TV news: Is it the 1st draft of history or a stage for self-obsessed journalists?
New Delhi: Journalism is often called the first draft of history. What if this draft were spurious? What if facts were meddled with and tragedies enhanced to create drama, heighten pathos?
Acclaimed French writer-director Bruno Dumont's 13th feature film, France, which is playing at the Toronto International Film Festival (Tiff), casts a wry eye on the business of television news, superstar journalists and how news is a malleable means to an end. The first draft of history, it says, is really just a stage for self-serving histrionics by celebrity journalists.
France’s opening scene stars French President Emmanuel Macron and later, at a wellness resort overlooking the Alps, there is German Chancellor Angela Merkel (played by a laughable lookalike). In both scenes the centre of attraction is the gorgeous and narcissistic television anchor-reporter France de Meurs (pun is intended — her name translates to France is dying) played by Lea Seydoux.
France de Meurs is at the height of her fame. Everyone knows her, everyone loves her. When she anchors a show in the studio, the large screen behind her keeps flashing her face. Outside, in the city, everyone wants a selfie with her and an autograph. Her need to be loved and admired constantly is kept gratified by her fawning assistant who can spin the most inane event and despicable faux pas into a Twitter frenzy.
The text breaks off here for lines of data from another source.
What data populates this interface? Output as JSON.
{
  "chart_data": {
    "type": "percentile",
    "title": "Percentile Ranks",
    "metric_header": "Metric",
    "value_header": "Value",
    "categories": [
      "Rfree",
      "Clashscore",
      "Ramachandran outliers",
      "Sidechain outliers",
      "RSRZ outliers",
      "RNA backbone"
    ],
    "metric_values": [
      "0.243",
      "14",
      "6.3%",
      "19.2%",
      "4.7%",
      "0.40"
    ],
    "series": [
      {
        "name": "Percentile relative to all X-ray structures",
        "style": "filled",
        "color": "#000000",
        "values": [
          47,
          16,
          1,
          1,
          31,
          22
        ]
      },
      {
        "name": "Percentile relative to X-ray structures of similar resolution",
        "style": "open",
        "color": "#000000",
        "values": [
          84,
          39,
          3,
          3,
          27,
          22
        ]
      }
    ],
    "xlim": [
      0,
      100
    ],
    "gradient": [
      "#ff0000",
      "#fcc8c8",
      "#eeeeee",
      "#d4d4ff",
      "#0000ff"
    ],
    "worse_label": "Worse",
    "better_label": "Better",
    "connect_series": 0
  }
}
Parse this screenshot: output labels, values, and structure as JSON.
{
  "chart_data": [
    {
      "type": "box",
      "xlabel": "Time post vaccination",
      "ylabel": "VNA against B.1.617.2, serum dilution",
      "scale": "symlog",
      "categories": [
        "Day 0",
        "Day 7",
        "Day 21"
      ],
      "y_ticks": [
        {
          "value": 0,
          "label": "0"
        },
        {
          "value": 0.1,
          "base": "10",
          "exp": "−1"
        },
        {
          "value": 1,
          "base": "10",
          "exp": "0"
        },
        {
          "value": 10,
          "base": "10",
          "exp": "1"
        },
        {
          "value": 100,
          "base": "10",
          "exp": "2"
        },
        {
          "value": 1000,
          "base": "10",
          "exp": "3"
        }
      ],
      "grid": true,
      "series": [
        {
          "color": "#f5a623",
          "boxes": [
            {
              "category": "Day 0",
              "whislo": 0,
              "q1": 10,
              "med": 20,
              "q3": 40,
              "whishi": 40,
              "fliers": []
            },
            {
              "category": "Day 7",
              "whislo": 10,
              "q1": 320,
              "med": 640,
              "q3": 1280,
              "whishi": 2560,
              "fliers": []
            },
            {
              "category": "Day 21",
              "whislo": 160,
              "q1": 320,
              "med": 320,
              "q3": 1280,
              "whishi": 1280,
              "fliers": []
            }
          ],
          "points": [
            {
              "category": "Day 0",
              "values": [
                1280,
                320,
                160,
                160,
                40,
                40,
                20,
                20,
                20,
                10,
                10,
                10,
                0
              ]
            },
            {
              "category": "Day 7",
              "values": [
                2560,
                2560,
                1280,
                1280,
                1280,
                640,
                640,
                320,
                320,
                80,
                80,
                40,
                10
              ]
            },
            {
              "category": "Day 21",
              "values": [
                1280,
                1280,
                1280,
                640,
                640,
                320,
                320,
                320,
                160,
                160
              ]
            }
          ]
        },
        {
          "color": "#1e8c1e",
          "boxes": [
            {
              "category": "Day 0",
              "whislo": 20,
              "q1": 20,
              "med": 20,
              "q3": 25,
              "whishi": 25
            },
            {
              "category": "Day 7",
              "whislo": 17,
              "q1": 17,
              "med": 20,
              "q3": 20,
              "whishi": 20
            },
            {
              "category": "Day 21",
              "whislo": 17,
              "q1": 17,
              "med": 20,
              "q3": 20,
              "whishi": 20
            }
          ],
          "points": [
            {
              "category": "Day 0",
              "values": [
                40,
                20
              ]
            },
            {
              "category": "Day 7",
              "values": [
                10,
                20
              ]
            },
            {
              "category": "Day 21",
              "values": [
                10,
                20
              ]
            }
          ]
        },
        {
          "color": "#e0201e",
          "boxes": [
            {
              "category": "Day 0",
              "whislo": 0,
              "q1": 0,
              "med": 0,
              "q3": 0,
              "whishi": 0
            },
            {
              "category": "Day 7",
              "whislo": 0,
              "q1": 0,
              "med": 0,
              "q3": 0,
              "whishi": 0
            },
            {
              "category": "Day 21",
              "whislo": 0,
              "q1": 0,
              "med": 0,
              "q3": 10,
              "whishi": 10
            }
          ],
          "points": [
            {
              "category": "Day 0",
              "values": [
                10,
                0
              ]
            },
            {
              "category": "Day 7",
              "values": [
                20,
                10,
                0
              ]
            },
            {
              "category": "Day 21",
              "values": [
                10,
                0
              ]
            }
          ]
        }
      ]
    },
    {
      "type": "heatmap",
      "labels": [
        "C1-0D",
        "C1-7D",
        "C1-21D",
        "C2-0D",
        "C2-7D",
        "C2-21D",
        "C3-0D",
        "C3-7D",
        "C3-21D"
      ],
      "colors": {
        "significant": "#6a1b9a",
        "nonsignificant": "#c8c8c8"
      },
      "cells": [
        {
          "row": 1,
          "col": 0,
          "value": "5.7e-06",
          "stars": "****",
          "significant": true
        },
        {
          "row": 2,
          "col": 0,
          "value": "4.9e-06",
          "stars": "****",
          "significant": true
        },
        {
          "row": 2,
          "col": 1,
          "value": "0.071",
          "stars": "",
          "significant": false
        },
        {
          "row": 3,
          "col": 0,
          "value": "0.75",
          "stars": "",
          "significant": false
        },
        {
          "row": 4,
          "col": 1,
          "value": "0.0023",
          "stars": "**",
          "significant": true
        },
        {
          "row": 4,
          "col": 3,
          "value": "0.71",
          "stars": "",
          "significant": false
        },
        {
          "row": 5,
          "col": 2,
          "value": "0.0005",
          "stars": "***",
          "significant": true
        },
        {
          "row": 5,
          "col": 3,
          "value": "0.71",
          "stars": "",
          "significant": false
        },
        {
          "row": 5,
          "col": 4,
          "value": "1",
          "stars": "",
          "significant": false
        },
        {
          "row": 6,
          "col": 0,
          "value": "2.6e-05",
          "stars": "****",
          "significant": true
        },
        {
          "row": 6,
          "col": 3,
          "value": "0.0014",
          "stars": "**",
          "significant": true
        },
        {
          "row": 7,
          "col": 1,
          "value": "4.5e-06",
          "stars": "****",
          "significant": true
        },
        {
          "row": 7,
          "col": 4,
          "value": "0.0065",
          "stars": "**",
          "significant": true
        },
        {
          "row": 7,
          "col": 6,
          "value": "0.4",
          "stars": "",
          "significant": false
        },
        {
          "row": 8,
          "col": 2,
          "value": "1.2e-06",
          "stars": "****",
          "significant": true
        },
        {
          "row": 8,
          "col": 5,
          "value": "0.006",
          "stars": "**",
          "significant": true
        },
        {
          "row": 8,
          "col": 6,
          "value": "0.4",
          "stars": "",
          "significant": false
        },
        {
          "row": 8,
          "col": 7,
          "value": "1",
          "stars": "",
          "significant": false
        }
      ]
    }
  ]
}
France’s relationship with her writer husband, however, is “so-so”. They live together with their son in a red and black apartment that looks like a museum warehouse where large, classic paintings look down on cold but expensive furniture.
France often para-drops into conflict zones wearing a helmet, a bullet-proof jacket and thinks nothing of clicking her fingers as she direct militia men fighting the ISIS to do her bidding. One is asked to raise his hand and look skyward, another is made to walk in an exaggerated macho style. And when she is supposedly taking the perilous boat journey with migrants to Europe, she cries while talking to the camera on their small, inflatable rubber boat, but off camera retires to her own yacht.
There are two versions of her — the vulnerable woman, wife and mother who often just wants to sit on a park bench, and the diva who sees manipulation of news as part of the hard work reporters must do. Both are callous and compassionate. And both are inhabited with grace and charming indecency by the stunning and talented Lea Seydoux (Blue Is The Warmest Colour). She is the glamorous seduction in the spectacle of misery that keeps us riveted at prime time.